Families face an extra £125 a month in tax to cover annual £42bn hole

We will ALL pay for this: Families are facing an extra £125 a month in tax to cover the annual £42bn hole left in public spending coffers caused by coronavirus crisis, experts warn

  • Families face paying £125 extra tax a month within five years, a think-tank said 
  • The Institute for Fiscal Studies fears unemployment may approach three million 
  • It also warned that there will need to be tax rises of more than £42billion a year 

Families face paying an extra £125 a month in tax within five years to stop Government debt spiralling out of control, a think-tank warned last night.

The Institute for Fiscal Studies said borrowing due to the coronavirus pandemic is already set to hit levels not seen outside the two world wars.

It warned that unless the UK is ‘lucky’, there will need to be tax rises of more than £42billion a year during the middle of this decade.

This is equivalent to £29 a week extra per household – and it would take an increase of 6p on both basic and higher rate income tax payers to raise this amount.

The IFS said that with the economy now shrinking as a result of the lockdown measures, the Government is facing a further hit to tax revenues which could easily exceed £200billion.

Families face paying £125 extra tax a month within five years due to Government debt, a think-tank said.
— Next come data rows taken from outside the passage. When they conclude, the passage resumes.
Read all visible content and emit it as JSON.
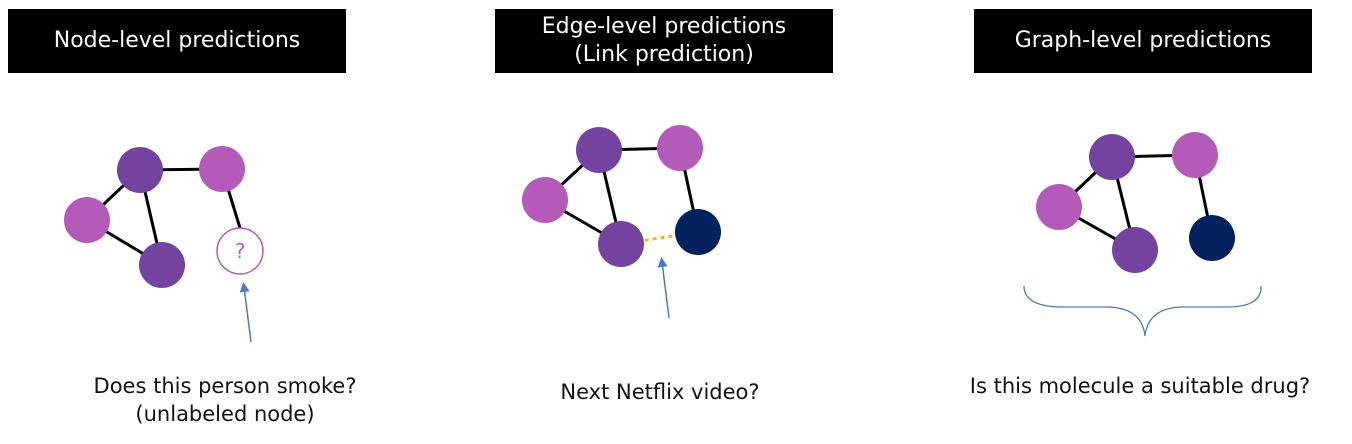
{
  "colors": {
    "dark_purple": "#7443A0",
    "light_purple": "#B45BB9",
    "navy": "#03215E",
    "edge": "#000000",
    "predicted_edge": "#F0B429",
    "arrow": "#4A7DBF",
    "header_bg": "#000000",
    "header_text": "#FFFFFF"
  },
  "panels": {
    "node": {
      "title": "Node-level predictions",
      "unknown_symbol": "?",
      "caption_line1": "Does this person smoke?",
      "caption_line2": "(unlabeled node)"
    },
    "edge": {
      "title_line1": "Edge-level predictions",
      "title_line2": "(Link prediction)",
      "caption": "Next Netflix video?"
    },
    "graph": {
      "title": "Graph-level predictions",
      "caption": "Is this molecule a suitable drug?"
    }
  }
}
Rishi Sunak said the Government had a ‘responsibility’ to balance the books

The think-tank fears unemployment could approach three million, the highest it has been since the early 1990s.
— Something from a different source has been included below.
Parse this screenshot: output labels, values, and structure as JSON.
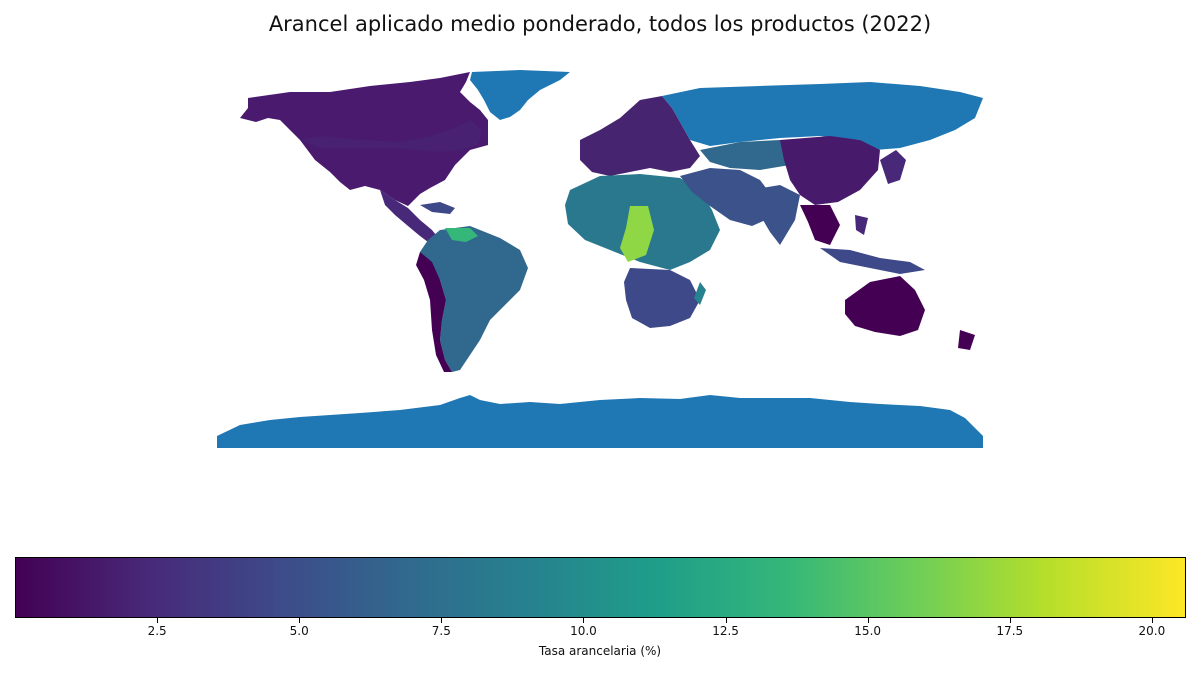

The warning came after Chancellor Rishi Sunak said last week that the Government had a ‘sacred responsibility’ to future generations to balance the books.

In its ‘green budget’ report, the IFS predicted that, while it would be unwise for ministers to try to balance the books while the economy still needs support, over the medium term taxes will almost certainly have to rise.

Deputy director Carl Emmerson said it would be safer for the Conservatives to say ‘we will never balance the books’ before the next election ‘and we wouldn’t advise we try’.

The report said the Government had already increased spending on day-to-day public services by £70billion in response to the pandemic. 

Even if three-quarters of that was to stop this year, it would still add £20billion to public sector borrowing by 2024/25.

The IFS said that under its ‘central scenario’ the economy would be 5 per cent smaller in four years’ time than was projected at the start of the outbreak in March.

That would mean a £10billion hit to public finances in terms of lost tax revenues – although in more pessimistic scenarios that could double to £200billion.

Under the central scenario, public sector net debt is forecast to be just over 110 per cent of national income in 2024/25 – up from 80 per cent prior to the pandemic and 35 per cent in the years leading up to the 2008 financial crash.

The IFS said that even if ministers were content to keep debt constant at 100 per cent of national income, and borrowing at around £80billion a year, that would still require a ‘fiscal tightening’ of around 2 per cent of national income in 2024/25. This is more than £40billion in today’s terms.

The Institute for Fiscal Studies warned that borrowing due to the coronavirus pandemic is already set to hit levels not seen outside the two world wars (file photo)

IFS director Paul Johnson said: ‘For now, with borrowing costs extremely low, Mr Sunak shouldn’t worry unduly about the debt being accrued as a result. It is necessary. 

Unfortunately, none of this will be enough fully to protect the economy into the medium run. 

Without action, debt – already at its highest level in more than half a century – would carry on rising. 

Tax rises, and big ones, look all but inevitable, though likely not until the middle years of this decade.’

The report said that while every major economy apart from China has seen GDP shrink in the first part of the year, the UK and Spain suffered the biggest fall at 20 per cent. This is double that of the US and Germany.

Payroll data suggests 700,000 jobs have already been lost even before the initial furlough scheme finishes at the end of this month.

The report said the unemployment rate is now likely to increase to around 8 or 8.5 per cent – between 2.7million and 2.9million people – in the first half of 2021.

At the same time, it said, Brexit remained ‘a substantial economic challenge’ for the country.